Friday, January 07, 2011

US Airways Express CRJ-200ER N444ZWUS Airways to Halt Customer Calls to Manila



By Ted Reed 01/06/11 - 04:37 PM EST


TEMPE, Ariz. (TheStreet) -- US Airways(LCC_) said it will close its Manila call center this year, continuing a trend for airlines to close offshore reservations call centers, which often disappoint consumers.

The major U.S. carriers have always had most of their call centers in the U.S. Delta(DAL_), United(UAL_) and US Airways added off-shore centers in the early half of the last decade, when the industry lost about $40 billion and four major carriers sought to reduce costs in bankruptcy.
US Airways opened the Philippines center as a temporary measure under a 2004 agreement, negotiated during its bankruptcy, with the Communications Workers of America, which represents its agents. "We agreed in 2004 that they could temporarily outsource this work," said CWA spokeswoman Candace Johnson. "There were going to be layoffs and the company said there wouldn't be, in exchange for allowing this work to be done offshore."


Johnson said the carrier has indicated that new jobs will be created for agents in the U.S. when the Manila center closes.
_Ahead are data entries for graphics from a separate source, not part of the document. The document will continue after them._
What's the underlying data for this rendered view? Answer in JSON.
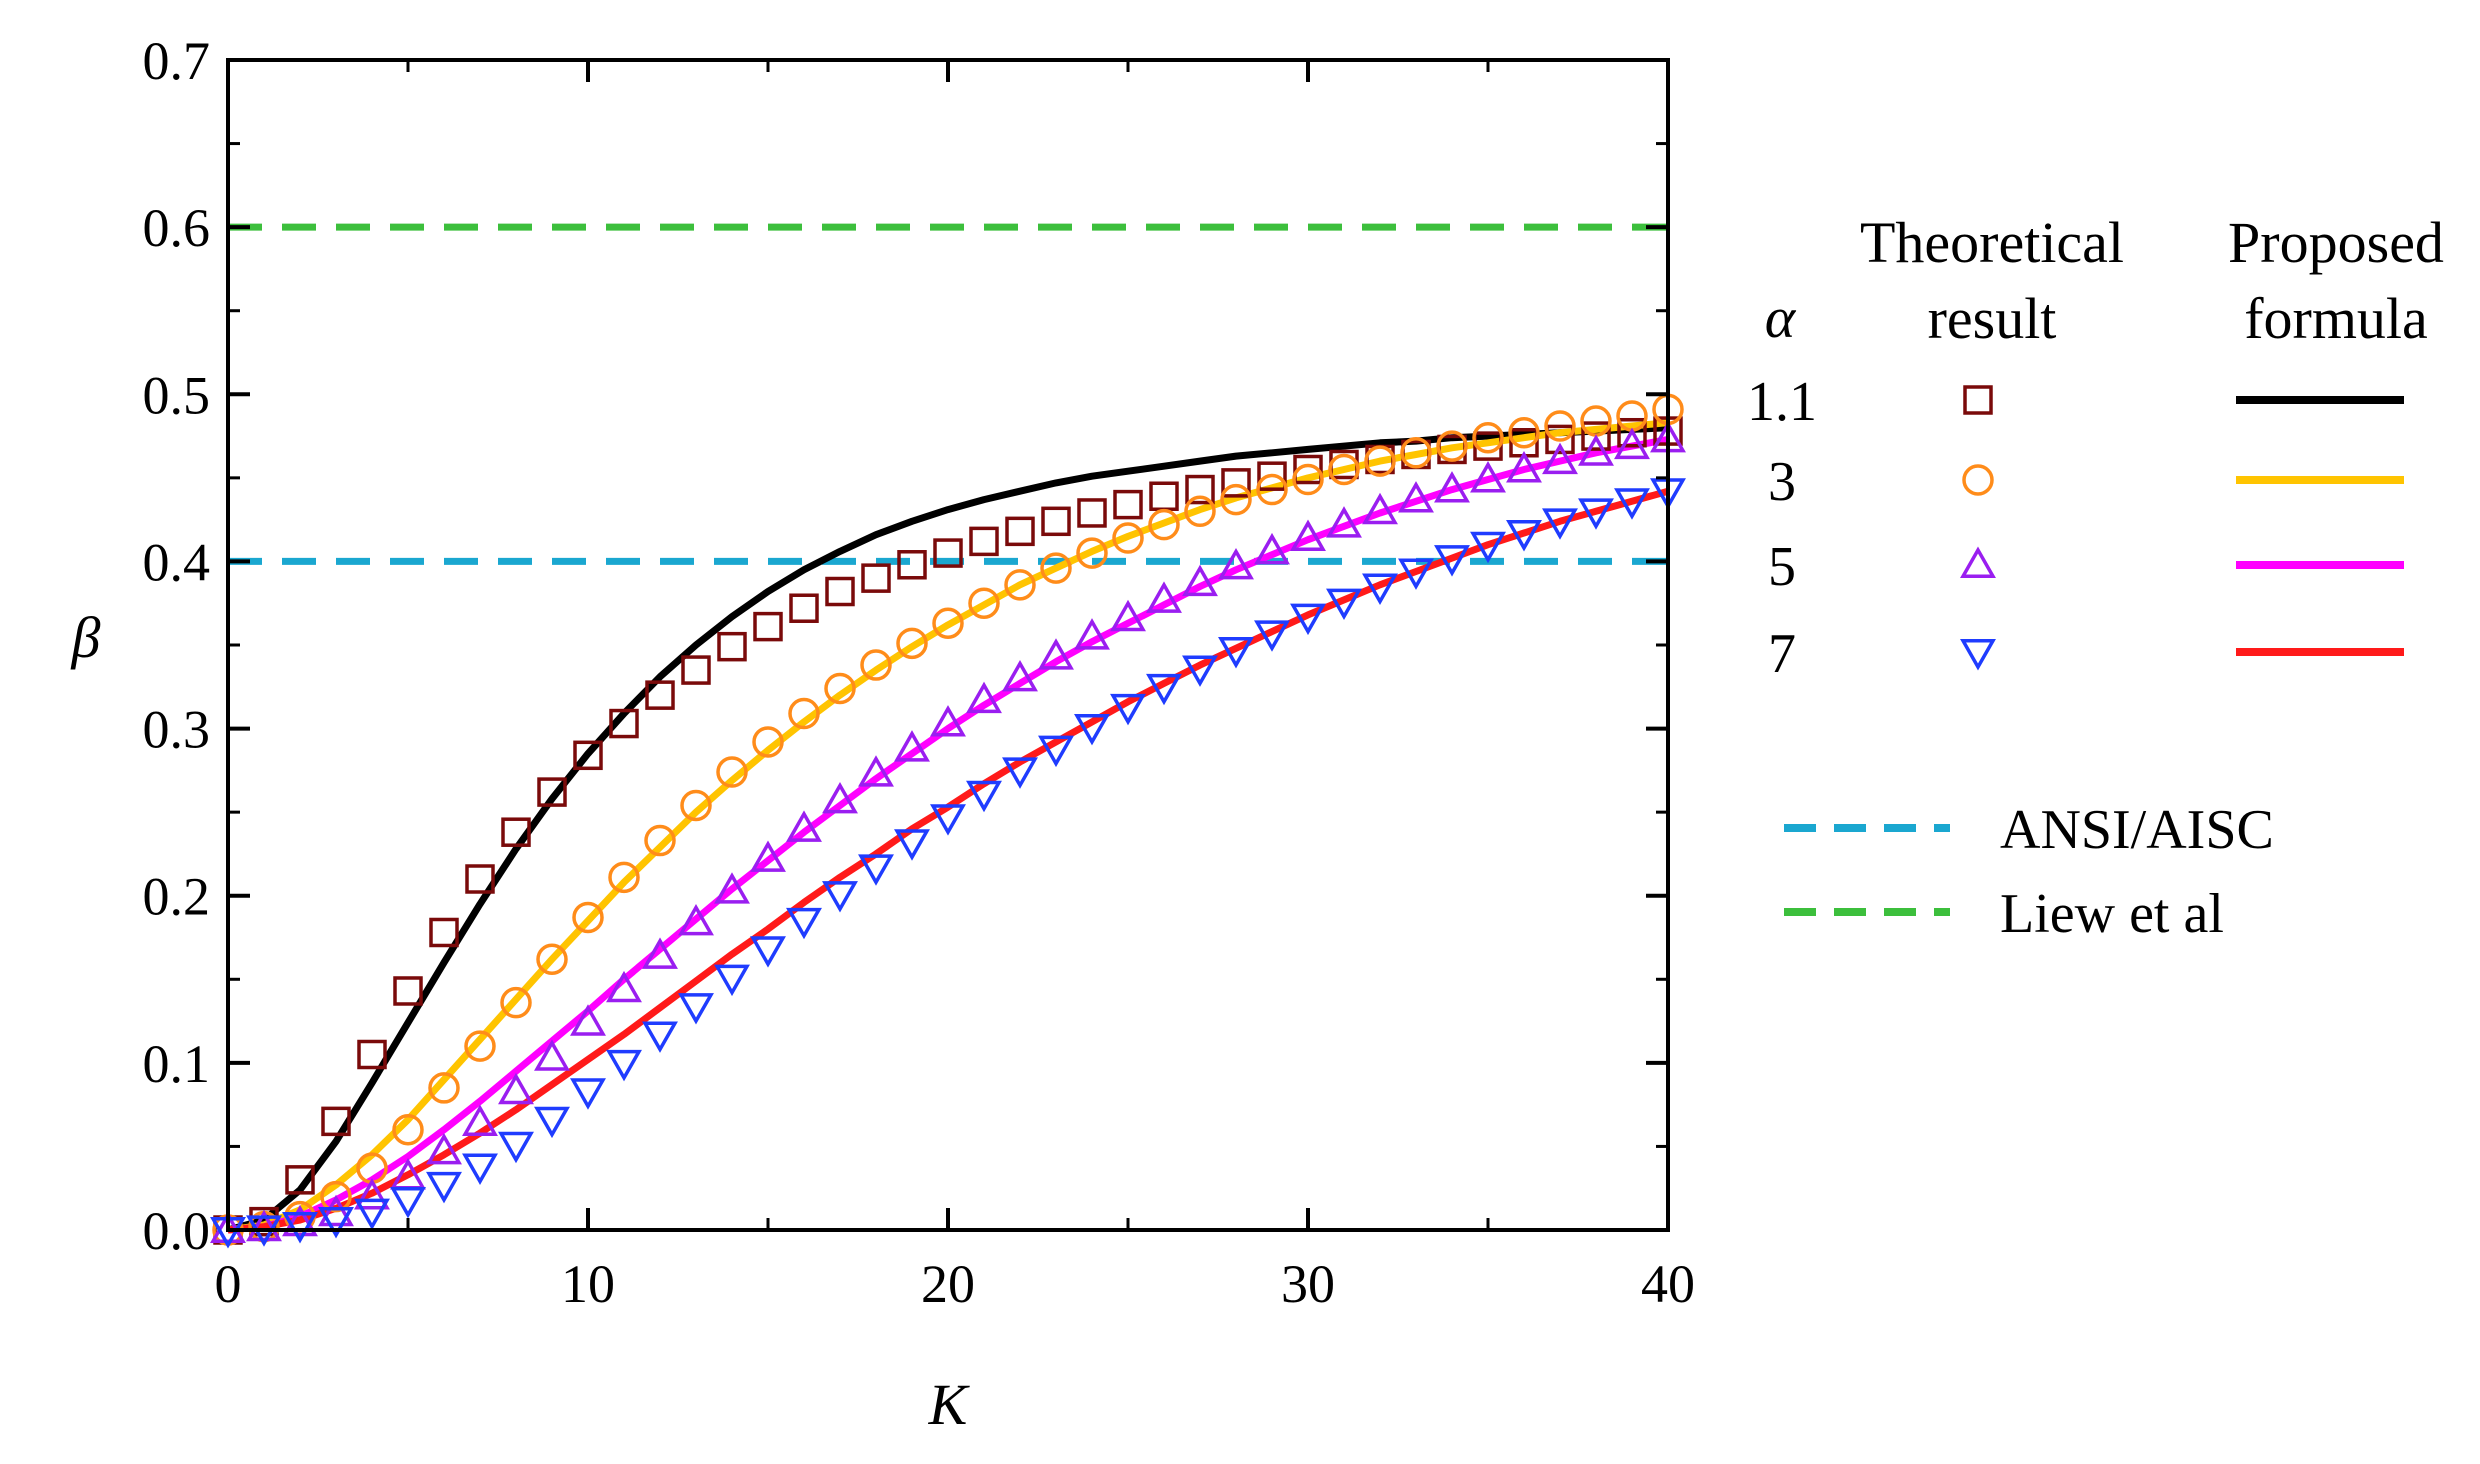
{
  "chart_data": {
    "type": "line",
    "xlabel": "K",
    "ylabel": "β",
    "xlim": [
      0,
      40
    ],
    "ylim": [
      0,
      0.7
    ],
    "xticks": [
      0,
      10,
      20,
      30,
      40
    ],
    "xtick_labels": [
      "0",
      "10",
      "20",
      "30",
      "40"
    ],
    "yticks": [
      0,
      0.1,
      0.2,
      0.3,
      0.4,
      0.5,
      0.6,
      0.7
    ],
    "ytick_labels": [
      "0.0",
      "0.1",
      "0.2",
      "0.3",
      "0.4",
      "0.5",
      "0.6",
      "0.7"
    ],
    "legend": {
      "alpha_header": "α",
      "theoretical_header_line1": "Theoretical",
      "theoretical_header_line2": "result",
      "proposed_header_line1": "Proposed",
      "proposed_header_line2": "formula"
    },
    "series": [
      {
        "name": "1.1",
        "marker": "square",
        "marker_color": "#7a0a0a",
        "line_color": "#000000",
        "x": [
          0,
          1,
          2,
          3,
          4,
          5,
          6,
          7,
          8,
          9,
          10,
          11,
          12,
          13,
          14,
          15,
          16,
          17,
          18,
          19,
          20,
          21,
          22,
          23,
          24,
          25,
          26,
          27,
          28,
          29,
          30,
          31,
          32,
          33,
          34,
          35,
          36,
          37,
          38,
          39,
          40
        ],
        "theoretical": [
          0,
          0.005,
          0.03,
          0.065,
          0.105,
          0.143,
          0.178,
          0.21,
          0.238,
          0.262,
          0.284,
          0.303,
          0.32,
          0.335,
          0.349,
          0.361,
          0.372,
          0.382,
          0.39,
          0.398,
          0.405,
          0.412,
          0.418,
          0.424,
          0.429,
          0.434,
          0.439,
          0.443,
          0.447,
          0.451,
          0.455,
          0.458,
          0.461,
          0.464,
          0.467,
          0.469,
          0.471,
          0.473,
          0.475,
          0.477,
          0.478
        ],
        "formula": [
          0,
          0.006,
          0.024,
          0.053,
          0.088,
          0.124,
          0.16,
          0.195,
          0.228,
          0.258,
          0.285,
          0.309,
          0.331,
          0.35,
          0.367,
          0.382,
          0.395,
          0.406,
          0.416,
          0.424,
          0.431,
          0.437,
          0.442,
          0.447,
          0.451,
          0.454,
          0.457,
          0.46,
          0.463,
          0.465,
          0.467,
          0.469,
          0.471,
          0.472,
          0.474,
          0.475,
          0.476,
          0.477,
          0.478,
          0.479,
          0.48
        ]
      },
      {
        "name": "3",
        "marker": "circle",
        "marker_color": "#ff8c1a",
        "line_color": "#ffc400",
        "x": [
          0,
          1,
          2,
          3,
          4,
          5,
          6,
          7,
          8,
          9,
          10,
          11,
          12,
          13,
          14,
          15,
          16,
          17,
          18,
          19,
          20,
          21,
          22,
          23,
          24,
          25,
          26,
          27,
          28,
          29,
          30,
          31,
          32,
          33,
          34,
          35,
          36,
          37,
          38,
          39,
          40
        ],
        "theoretical": [
          0,
          0.002,
          0.008,
          0.02,
          0.037,
          0.06,
          0.085,
          0.11,
          0.136,
          0.162,
          0.187,
          0.211,
          0.233,
          0.254,
          0.274,
          0.292,
          0.309,
          0.324,
          0.338,
          0.351,
          0.363,
          0.375,
          0.386,
          0.396,
          0.405,
          0.414,
          0.422,
          0.43,
          0.437,
          0.443,
          0.449,
          0.455,
          0.46,
          0.465,
          0.469,
          0.474,
          0.477,
          0.481,
          0.484,
          0.487,
          0.491
        ],
        "formula": [
          0,
          0.003,
          0.012,
          0.027,
          0.045,
          0.066,
          0.09,
          0.114,
          0.138,
          0.162,
          0.185,
          0.208,
          0.229,
          0.25,
          0.269,
          0.287,
          0.304,
          0.32,
          0.335,
          0.349,
          0.362,
          0.374,
          0.386,
          0.396,
          0.406,
          0.415,
          0.423,
          0.431,
          0.438,
          0.444,
          0.45,
          0.455,
          0.46,
          0.464,
          0.468,
          0.471,
          0.474,
          0.477,
          0.479,
          0.481,
          0.483
        ]
      },
      {
        "name": "5",
        "marker": "triangle-up",
        "marker_color": "#9a1ef0",
        "line_color": "#ff00ff",
        "x": [
          0,
          1,
          2,
          3,
          4,
          5,
          6,
          7,
          8,
          9,
          10,
          11,
          12,
          13,
          14,
          15,
          16,
          17,
          18,
          19,
          20,
          21,
          22,
          23,
          24,
          25,
          26,
          27,
          28,
          29,
          30,
          31,
          32,
          33,
          34,
          35,
          36,
          37,
          38,
          39,
          40
        ],
        "theoretical": [
          0,
          0.001,
          0.004,
          0.01,
          0.02,
          0.032,
          0.047,
          0.064,
          0.083,
          0.103,
          0.124,
          0.144,
          0.164,
          0.184,
          0.203,
          0.222,
          0.24,
          0.257,
          0.273,
          0.288,
          0.303,
          0.317,
          0.33,
          0.343,
          0.355,
          0.366,
          0.377,
          0.387,
          0.397,
          0.406,
          0.414,
          0.422,
          0.43,
          0.437,
          0.443,
          0.449,
          0.455,
          0.46,
          0.465,
          0.469,
          0.473
        ],
        "formula": [
          0,
          0.002,
          0.008,
          0.018,
          0.03,
          0.044,
          0.06,
          0.077,
          0.095,
          0.113,
          0.131,
          0.15,
          0.168,
          0.186,
          0.204,
          0.221,
          0.238,
          0.254,
          0.27,
          0.285,
          0.3,
          0.314,
          0.327,
          0.34,
          0.352,
          0.363,
          0.374,
          0.385,
          0.395,
          0.404,
          0.413,
          0.421,
          0.429,
          0.436,
          0.443,
          0.449,
          0.455,
          0.46,
          0.465,
          0.469,
          0.473
        ]
      },
      {
        "name": "7",
        "marker": "triangle-down",
        "marker_color": "#1f3cff",
        "line_color": "#ff1a1a",
        "x": [
          0,
          1,
          2,
          3,
          4,
          5,
          6,
          7,
          8,
          9,
          10,
          11,
          12,
          13,
          14,
          15,
          16,
          17,
          18,
          19,
          20,
          21,
          22,
          23,
          24,
          25,
          26,
          27,
          28,
          29,
          30,
          31,
          32,
          33,
          34,
          35,
          36,
          37,
          38,
          39,
          40
        ],
        "theoretical": [
          0,
          0.001,
          0.003,
          0.006,
          0.011,
          0.018,
          0.027,
          0.038,
          0.051,
          0.066,
          0.083,
          0.1,
          0.117,
          0.134,
          0.151,
          0.168,
          0.185,
          0.201,
          0.217,
          0.232,
          0.247,
          0.261,
          0.275,
          0.288,
          0.301,
          0.313,
          0.325,
          0.336,
          0.347,
          0.357,
          0.367,
          0.376,
          0.385,
          0.394,
          0.402,
          0.41,
          0.417,
          0.424,
          0.43,
          0.436,
          0.442
        ],
        "formula": [
          0,
          0.002,
          0.006,
          0.013,
          0.022,
          0.033,
          0.045,
          0.058,
          0.072,
          0.087,
          0.102,
          0.117,
          0.133,
          0.149,
          0.165,
          0.18,
          0.196,
          0.211,
          0.225,
          0.24,
          0.253,
          0.267,
          0.28,
          0.292,
          0.304,
          0.316,
          0.327,
          0.338,
          0.348,
          0.358,
          0.368,
          0.377,
          0.386,
          0.394,
          0.402,
          0.41,
          0.417,
          0.424,
          0.43,
          0.436,
          0.442
        ]
      }
    ],
    "reference_lines": [
      {
        "name": "ANSI/AISC",
        "y": 0.4,
        "color": "#1aa7d0",
        "style": "dashed"
      },
      {
        "name": "Liew et al",
        "y": 0.6,
        "color": "#3cbf3c",
        "style": "dashed"
      }
    ]
  }
}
US Airways, which currently employs about 1,200 reservations agents, is reviewing how the change "will affect staffing at our domestic call centers in Reno, Phoenix and Winston-Salem," said spokeswoman Michelle Mohr. The changes will occur by October, she said.


In 2006, US Airways brought back 600 reservations jobs from Manila, Mexico City and San Salvador to the U.S. "Our reservations team does a much better job than those the work has been outsourced to," said US Airways CEO Doug Parker, in a May 2006 interview with TheStreet. "Despite our efforts to improve the outsourcing, it will never be as good as having our own employees do it."


In the interview, Parker credited intensive cost-cutting for making it feasible to bring work back. "The lesson here is that when you get to where pay scales are outside of market rates, jobs go outside," he said. "But when you can do stuff in-house close to as efficiently as it can be done outside, you would always prefer to have it done inside."


It is not unusual for U.S. consumers in any industry to complain when their phone calls for assistance are routed to offshore locations, often in the Philippines or India, where agents speak English (but not American) and may not fully comprehend the full scope of a problem that is brought to their attention.